7. Januar 2024 / Weltnews

Konzerne wenden sich von Top-Influencerin ab

Mit einem Video führte Instagram-Star Chiara Ferragni (fast 30 Millionen Follower) Leute in die Irre. Jetzt meldet sich die Italienerin aus dem Skandal zurück. Doch die Hoffnung auf Vergessen könnte täuschen.

Chiara Ferragni hat auf Instagram fast 30 Millionen Follower. (Archivbild)

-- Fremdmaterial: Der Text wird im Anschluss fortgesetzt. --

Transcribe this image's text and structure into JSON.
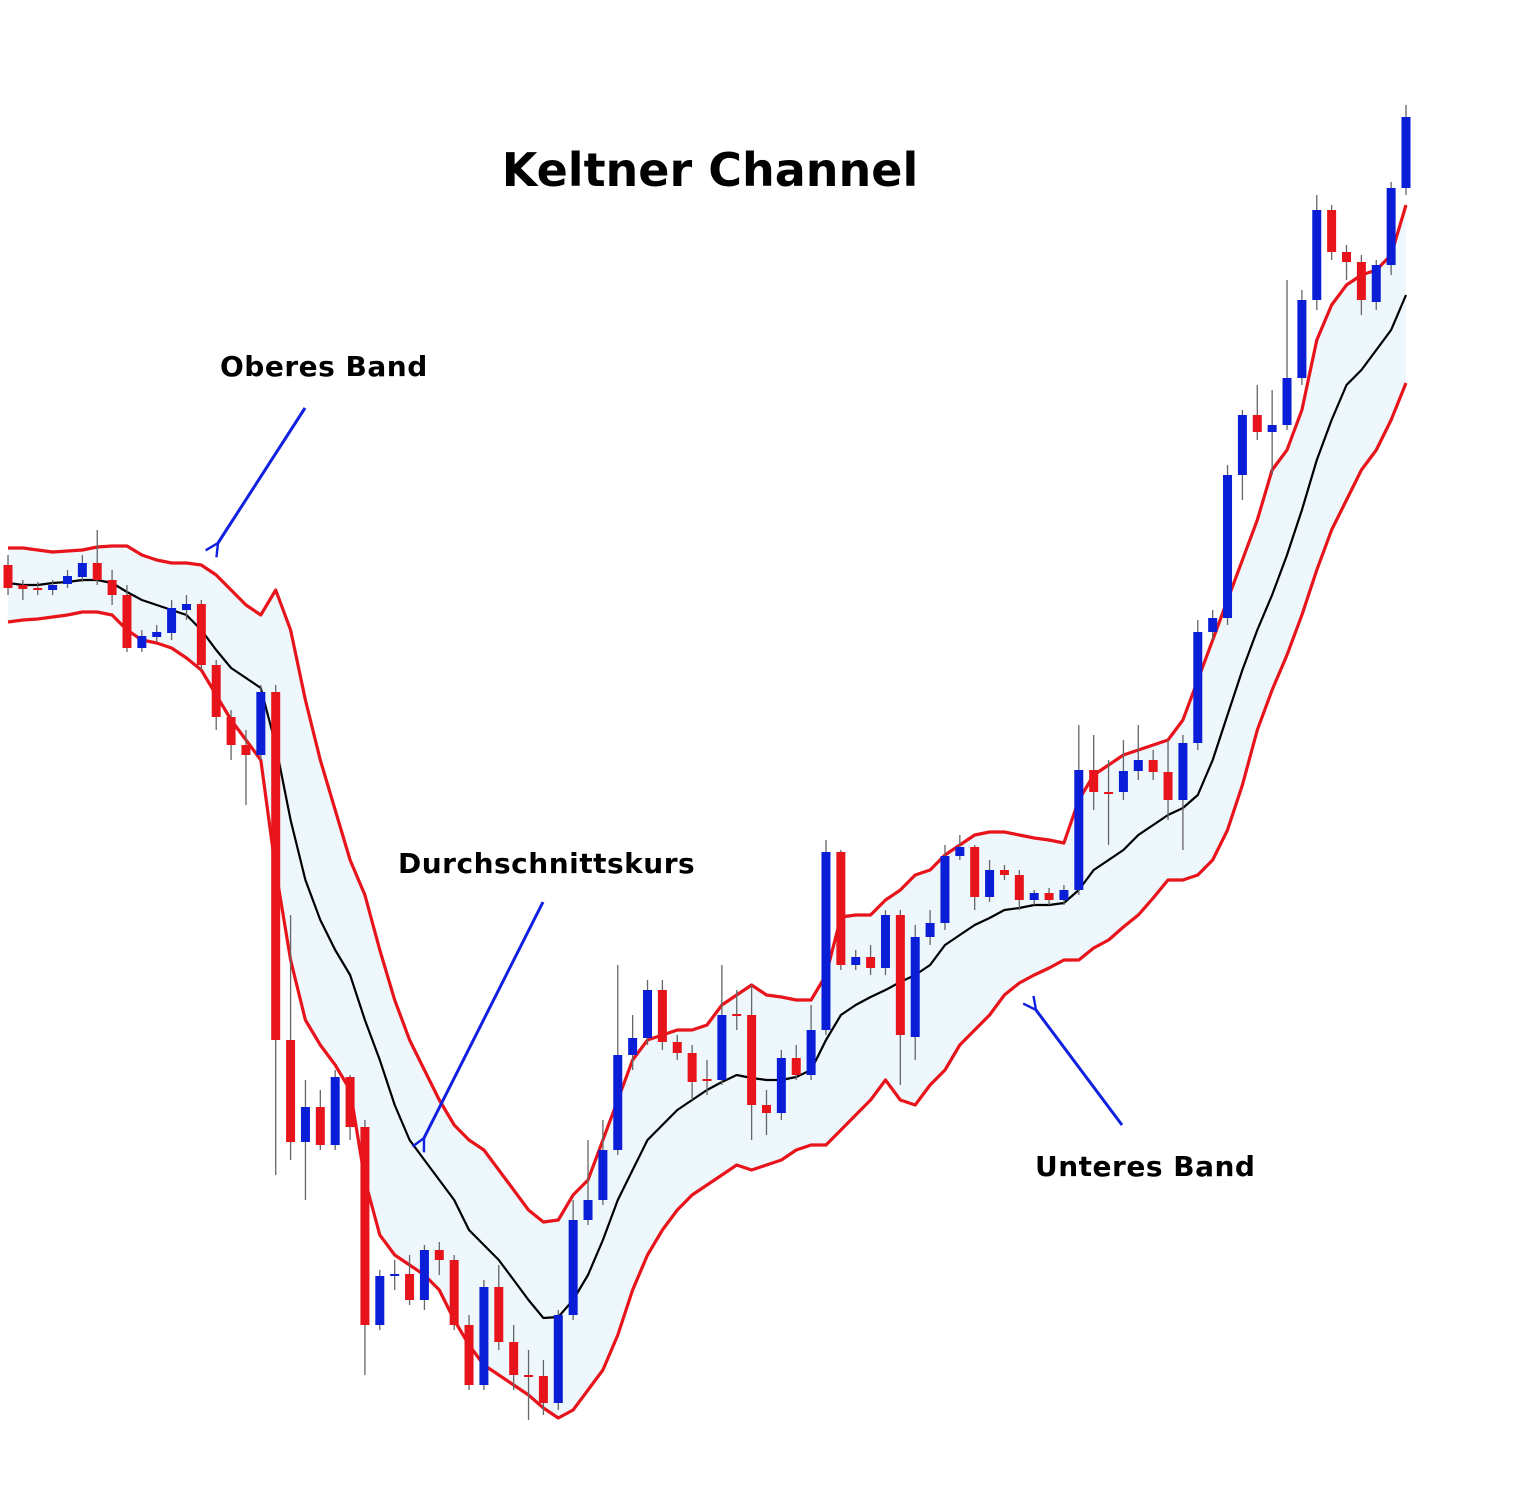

18 Tage, das ist für eine Influencerin vermutlich eine schrecklich lange Zeit. 18 Tage, seit der Woche vor Weihnachten, blieb es auf dem Instagram-Konto von Chiara Ferragni völlig still. Bis sich die Italienerin mit fast 30 Millionen Followern in aller Welt nun erstmals wieder zu Wort meldete: ein Foto in den Stories nur, noch ohne Gesicht, aber mit nachtschwarzem Lack auf den Nägeln, einer Tasse in der Hand, einem freundlichen Buongiorno und einem Herzen dazu. Kein Wort zum Skandal um irreführende Werbung, der im letzten Monat des alten Jahres ihre internationale Gemeinde erschüttert hatte und Italien dazu.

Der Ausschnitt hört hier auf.